L'initiateur du mouvement : une histoire d'assoupissement
Le déclencheur est venu de Greg Isenberg, podcasteur, auteur d'une lettre d'information et fondateur de la société holding Late Checkout Studio. Celui-ci a relaté une expérience vécue lors d'une présentation pour un tour de table de série A de 15 millions de dollars. « J'étais dans la salle de réunion d'un fonds d'investissement parmi les trois plus grands. Douze personnes assistaient à la réunion. L'un des associés s'est endormi. Complètement, pendant plus de trente minutes. Personne n'a rien dit. On a continué comme si de rien n'était », a-t-il écrit dans un message devenu viral.
Les investisseurs somnolents, thème récurrent
L'anecdote a réveillé une marée de témoignages similaires. De nombreux fondateurs ont raconté avoir vu des associés de fonds s'assoupir en pleine séance de pitch. Le créateur de Zynga, Mark Pincus, a lui aussi livré son épisode. « J'ai regardé mon amie qui avait organisé la réunion et je lui ai demandé si je devais continuer à présenter. Elle m'a répondu oui. C'était “Week-end chez Bernie” en plein cœur de la Silicon Valley », a-t-il commenté, référence au film où un cadavre est promené comme s'il était vivant.

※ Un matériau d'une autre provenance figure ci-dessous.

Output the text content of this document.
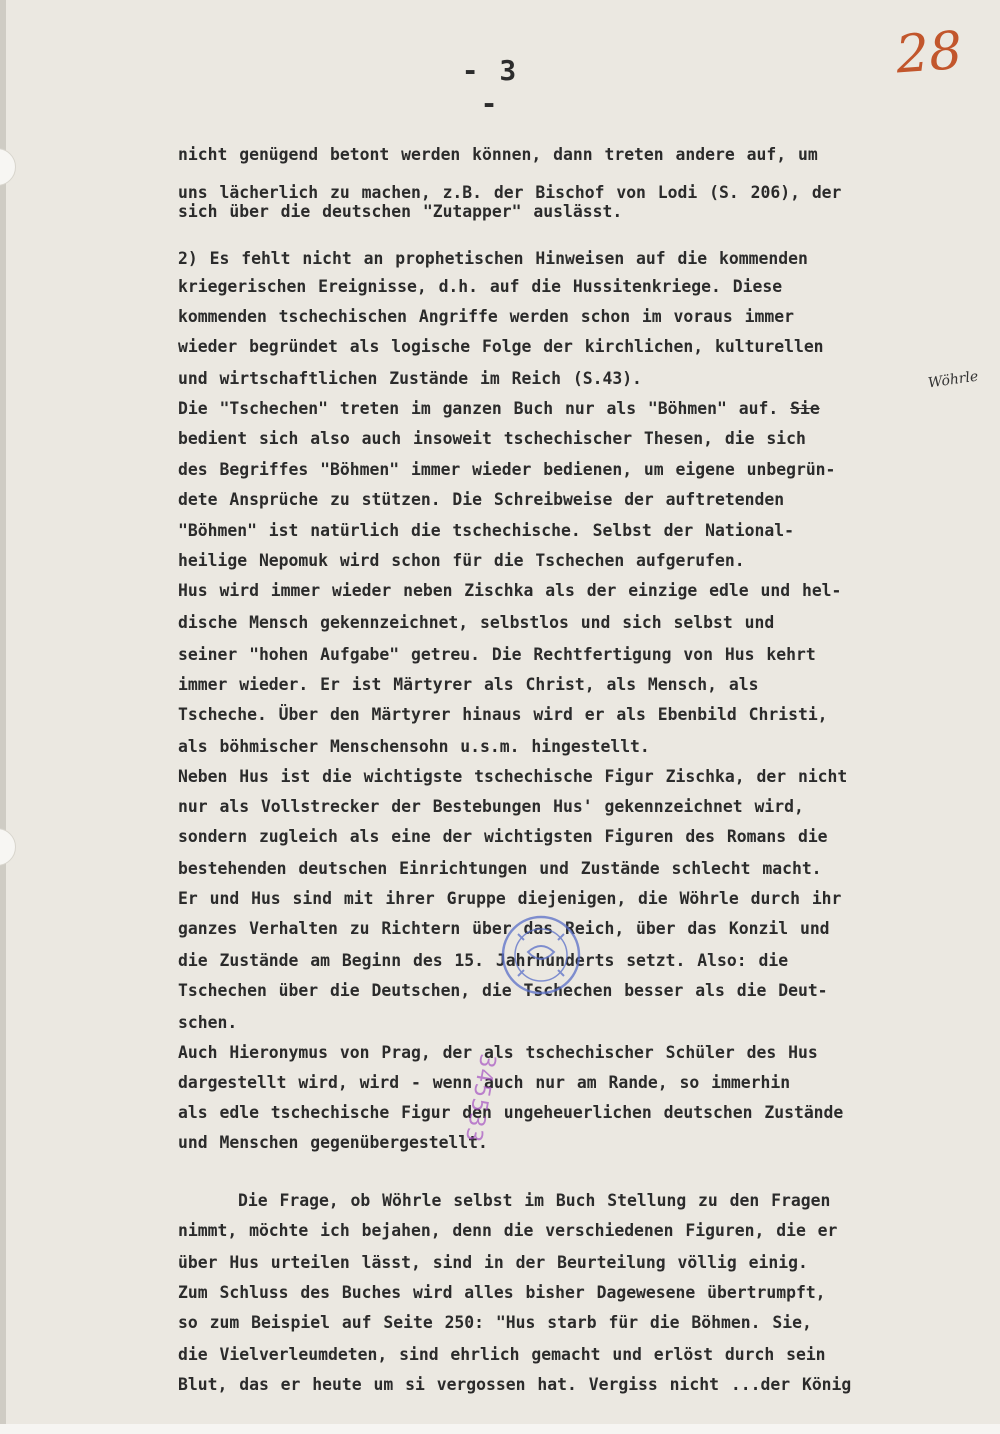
- 3 -
28
nicht genügend betont werden können, dann treten andere auf, um
uns lächerlich zu machen, z.B. der Bischof von Lodi (S. 206), der
sich über die deutschen "Zutapper" auslässt.
2) Es fehlt nicht an prophetischen Hinweisen auf die kommenden
kriegerischen Ereignisse, d.h. auf die Hussitenkriege. Diese
kommenden tschechischen Angriffe werden schon im voraus immer
wieder begründet als logische Folge der kirchlichen, kulturellen
und wirtschaftlichen Zustände im Reich (S.43).
Die "Tschechen" treten im ganzen Buch nur als "Böhmen" auf. Sie
bedient sich also auch insoweit tschechischer Thesen, die sich
des Begriffes "Böhmen" immer wieder bedienen, um eigene unbegrün-
dete Ansprüche zu stützen. Die Schreibweise der auftretenden
"Böhmen" ist natürlich die tschechische. Selbst der National-
heilige Nepomuk wird schon für die Tschechen aufgerufen.
Hus wird immer wieder neben Zischka als der einzige edle und hel-
dische Mensch gekennzeichnet, selbstlos und sich selbst und
seiner "hohen Aufgabe" getreu. Die Rechtfertigung von Hus kehrt
immer wieder. Er ist Märtyrer als Christ, als Mensch, als
Tscheche. Über den Märtyrer hinaus wird er als Ebenbild Christi,
als böhmischer Menschensohn u.s.m. hingestellt.
Neben Hus ist die wichtigste tschechische Figur Zischka, der nicht
nur als Vollstrecker der Bestebungen Hus' gekennzeichnet wird,
sondern zugleich als eine der wichtigsten Figuren des Romans die
bestehenden deutschen Einrichtungen und Zustände schlecht macht.
Er und Hus sind mit ihrer Gruppe diejenigen, die Wöhrle durch ihr
ganzes Verhalten zu Richtern über das Reich, über das Konzil und
die Zustände am Beginn des 15. Jahrhunderts setzt. Also: die
Tschechen über die Deutschen, die Tschechen besser als die Deut-
schen.
Auch Hieronymus von Prag, der als tschechischer Schüler des Hus
dargestellt wird, wird - wenn auch nur am Rande, so immerhin
als edle tschechische Figur den ungeheuerlichen deutschen Zustände
und Menschen gegenübergestellt.
Die Frage, ob Wöhrle selbst im Buch Stellung zu den Fragen
nimmt, möchte ich bejahen, denn die verschiedenen Figuren, die er
über Hus urteilen lässt, sind in der Beurteilung völlig einig.
Zum Schluss des Buches wird alles bisher Dagewesene übertrumpft,
so zum Beispiel auf Seite 250: "Hus starb für die Böhmen. Sie,
die Vielverleumdeten, sind ehrlich gemacht und erlöst durch sein
Blut, das er heute um si vergossen hat. Vergiss nicht ...der König
Wöhrle
345533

Plus surprenant encore, l'endormissement n'a pas toujours signifié un refus d'investissement. Plusieurs fondateurs ont indiqué avoir reçu des lettres d'intention de la part de partenaires qui avaient somnolé durant leur présentation. Liz Wessel, cofondatrice et ancienne dirigeante de la plateforme de recrutement WayUp, aujourd'hui associée chez First Round Capital, a raconté : « J'ai présenté un partenariat en 2015 pour notre série A. Un associé (figure célèbre du classement Midas) s'est endormi. Un autre n'arrêtait pas de froncer les sourcils. Deux heures après la réunion, j'ai reçu un appel m'informant qu'ils nous envoyaient une offre. » Son équipe a finalement refusé cet apport, au grand étonnement du fonds concerné.
Une réaction d'ancienne associée
Face à cette avalanche de récits, Arianna Simpson, ancienne associée du fonds a16z, a ironisé sur le réseau social : « Est-ce que les investisseurs vont bien ? La narcolepsie semble sévir à grande échelle. »
Au-delà de la somnolence : promesses non tenues et disparitions
D'autres témoignages ont évoqué des situations plus graves : des investisseurs signant des term sheets, puis se rétractant au dernier moment ou bien tout simplement cessant toute communication sans jamais virer les fonds promis. Ces comportements, décrits comme particulièrement frustrants, ont été rapportés par plusieurs entrepreneurs, sans que le fil de discussion ne donne davantage de détails sur les circonstances exactes.
Cette libération de la parole, rendue possible par l'anonymat relatif des publications sur X, pourrait inciter davantage de fondateurs à partager leurs expériences et, peut-être, à pousser le secteur à une remise en question de certaines pratiques.